The deck vibrated—a sickening, sputtering rhythm. Thump-thump... thump... silence.

"We're losing power," Sarah said, watching the gauges. "Altitude dropping. 500 feet... 400..."

"Restart it!" Jason yelled.

"I can't!" Hughes panicked. "I need to strip the manifold and clean it manually! That takes an hour!"

"We don't have an hour," Jason said, looking out the window. "We have two minutes before we hit the glass."

He scanned the horizon.

Nothing but mirror desert.

Wait.

In the distance, near the ruins of what might have been Dodge City, there was a glow.

Not fire. Neon.

Pink and blue lights, hazy in the dust. A massive collection of tents. A carnival?

"Steer for the lights," Jason ordered. "If we're going to crash, let's crash near civilization."

"That doesn't look like civilization," O'Malley muttered. "That looks like a circus run by the devil."

The Icarus drifted lower. The shadow of the airship grew large on the glass ground.

They passed over a perimeter fence made of rusted cars.

The tents were patchwork—made of parachutes, old billboards, and tarps.

Music drifted up. Slow, distorted jazz. A saxophone that sounded like it was underwater.

"Brace for impact!" Jason yelled.

The gondola hit the sand at the edge of the camp.

CRUNCH.

The landing gear sheared off. The ship slid sideways, plowing a furrow in the dirt. Dust billowed up, choking the vents.

It stopped.

The silence was sudden and absolute.

"Everyone okay?" Jason asked, unbuckling his harness.

"Bruised," Sarah said. "But alive."

"Lock and load," O'Malley said, racking his tommy gun. "Here comes the welcoming committee."

Jason looked out the cracked window.

People were emerging from the tents.

They didn't look like the Okie raiders. They were thin, emaciated.
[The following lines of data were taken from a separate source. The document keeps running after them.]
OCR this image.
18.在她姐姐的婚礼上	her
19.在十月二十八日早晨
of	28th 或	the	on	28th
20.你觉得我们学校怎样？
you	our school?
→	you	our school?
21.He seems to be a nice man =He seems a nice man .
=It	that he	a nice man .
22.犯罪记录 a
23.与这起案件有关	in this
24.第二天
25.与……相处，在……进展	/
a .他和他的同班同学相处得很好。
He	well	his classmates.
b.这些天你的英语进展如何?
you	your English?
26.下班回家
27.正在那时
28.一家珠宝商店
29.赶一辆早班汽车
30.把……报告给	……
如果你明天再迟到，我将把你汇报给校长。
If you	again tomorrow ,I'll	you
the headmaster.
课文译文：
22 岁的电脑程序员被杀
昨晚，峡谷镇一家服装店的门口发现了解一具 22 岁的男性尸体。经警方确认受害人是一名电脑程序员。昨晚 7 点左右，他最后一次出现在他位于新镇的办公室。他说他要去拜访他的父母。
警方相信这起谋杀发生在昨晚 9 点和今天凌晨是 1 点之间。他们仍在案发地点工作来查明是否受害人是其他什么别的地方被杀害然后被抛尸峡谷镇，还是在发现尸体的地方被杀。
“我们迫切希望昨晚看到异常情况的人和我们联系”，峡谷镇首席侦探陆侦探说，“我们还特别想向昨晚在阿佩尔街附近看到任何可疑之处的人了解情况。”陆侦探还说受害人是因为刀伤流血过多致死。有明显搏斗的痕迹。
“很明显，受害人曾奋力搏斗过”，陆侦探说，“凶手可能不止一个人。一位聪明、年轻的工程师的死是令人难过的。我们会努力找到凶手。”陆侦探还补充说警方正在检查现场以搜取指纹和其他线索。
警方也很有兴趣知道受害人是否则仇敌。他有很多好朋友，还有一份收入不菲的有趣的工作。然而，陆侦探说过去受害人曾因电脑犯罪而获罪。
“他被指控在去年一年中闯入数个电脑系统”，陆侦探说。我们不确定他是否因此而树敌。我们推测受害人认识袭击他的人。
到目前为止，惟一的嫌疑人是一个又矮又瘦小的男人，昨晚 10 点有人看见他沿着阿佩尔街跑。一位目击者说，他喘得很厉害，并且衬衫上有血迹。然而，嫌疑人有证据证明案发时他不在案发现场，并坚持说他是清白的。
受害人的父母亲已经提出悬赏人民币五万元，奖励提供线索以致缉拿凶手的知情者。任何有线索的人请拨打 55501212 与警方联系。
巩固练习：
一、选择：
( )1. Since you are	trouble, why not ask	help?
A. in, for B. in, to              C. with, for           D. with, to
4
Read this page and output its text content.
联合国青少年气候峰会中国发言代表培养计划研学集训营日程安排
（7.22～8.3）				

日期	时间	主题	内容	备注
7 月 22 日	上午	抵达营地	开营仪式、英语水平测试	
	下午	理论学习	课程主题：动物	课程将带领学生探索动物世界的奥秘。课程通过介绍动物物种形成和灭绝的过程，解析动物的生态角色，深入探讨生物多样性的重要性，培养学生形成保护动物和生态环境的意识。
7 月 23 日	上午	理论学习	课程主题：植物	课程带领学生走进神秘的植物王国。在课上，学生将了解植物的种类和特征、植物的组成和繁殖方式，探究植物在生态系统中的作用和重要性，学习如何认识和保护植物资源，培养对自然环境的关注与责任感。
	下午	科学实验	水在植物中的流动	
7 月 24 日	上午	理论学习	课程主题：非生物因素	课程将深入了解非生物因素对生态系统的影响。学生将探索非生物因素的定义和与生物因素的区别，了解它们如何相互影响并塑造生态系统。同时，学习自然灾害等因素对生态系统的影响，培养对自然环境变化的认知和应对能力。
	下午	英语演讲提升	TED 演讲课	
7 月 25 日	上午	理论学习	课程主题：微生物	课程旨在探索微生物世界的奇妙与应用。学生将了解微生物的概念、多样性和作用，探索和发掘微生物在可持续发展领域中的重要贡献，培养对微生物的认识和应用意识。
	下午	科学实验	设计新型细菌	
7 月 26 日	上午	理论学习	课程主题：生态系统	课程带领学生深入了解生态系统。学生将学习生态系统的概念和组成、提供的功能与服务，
They wore rags, but the rags were styled like evening wear—tuxedos made of burlap, flapper dresses made of safety pins.

They weren't attacking. They were dancing.

Swaying to the slow, distorted music.

"They're high," Sarah realized. "Look at their eyes."

A woman walked toward the ship. She was young, but her face was gaunt. Her eyes glowed with a faint blue luminescence.

She held a flower in her hand. A blue poppy.

Jason kicked the door open. He stepped out, rifle lowered but ready.

"Stay back," Jason warned.

The woman smiled. It was a beatific, terrifying smile.

"Welcome to the Lotus Hotel, travelers," she cooed. Her voice was dreamy, detached. "Don't mind the dust. It tastes like the future."

She blew a handful of blue pollen toward them.

Jason held his breath.

"Where are we?" Jason asked.

"You're in the pause," the woman said. "The place where the screaming stops."

She pointed to a large tent in the center of the camp. A neon sign buzzed above it, flickering erratically.

THE KING OF CLUBS.

"The Mayor is waiting for you," she said. "He loves guests. Especially ones who fall from the sky."

Jason looked at the sign. He looked at the blue-eyed zombies swaying in the dust.

"We need injector parts," Jason whispered to O'Malley. "And we need fuel that isn't made of people. Let's go meet the Mayor."

They stepped off the ramp onto the glass ground.

The reflection beneath their feet showed three distorted figures walking into a neon nightmare.